A sound understanding of cell migration behaviors and the internal mechanism is crucial for studying cancer metastasis and invasion. Continuous cell tracking and quantifying cellular and molecular dynamics of cell migration at the single-cell level is essential to elucidate rare, dynamic, and heterogeneous cell responses. Yet, a competent comprehensive analytical platform is lacking. Herein, we present an integrated single living cell analysis platform that enables long-term observation of migration behavioral phenotypes in single cells and simultaneous analysis of the signaling proteins and complexes during cell migration. Considering correlation between pathways and phenotypes, this platform is capable of analyzing multiple phenotypes and signaling protein dynamics at a subcellular resolution, reflecting the molecular mechanism of biological behavior. Using the EGFR-PI3K signaling pathway as a proof-of-principle, we explored how the pathway and related regulators, Rho GTPases, promote different migration phenotypes.

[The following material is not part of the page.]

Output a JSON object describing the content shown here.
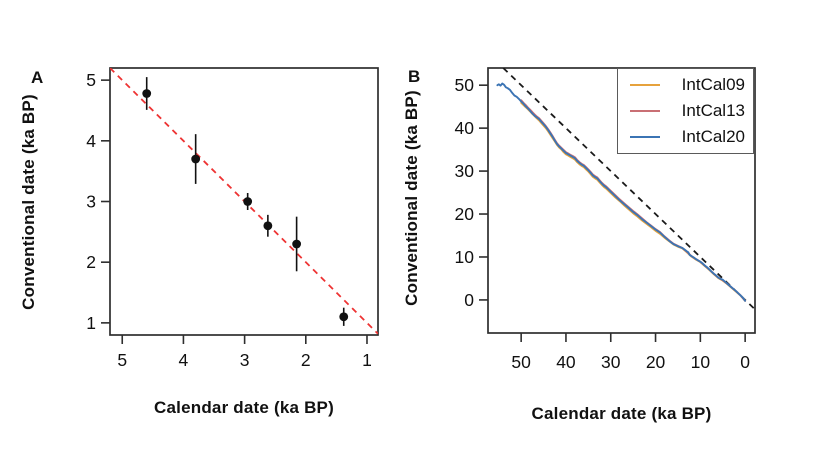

Signaling pathway protein complexes p85α-p110α and p85α-PTEN were found to reciprocally modulate each other and subsequently regulate the expression level of the small GTPases by EGFR-related signaling pathways, which governs the cell migratory behavior. Thus, this single-cell analysis platform is a promising tool for rapid molecular mechanism analysis and direct observation of migration phenotypes at the single-cell level, providing insights into the molecular mechanism and phenotypes in cell migration.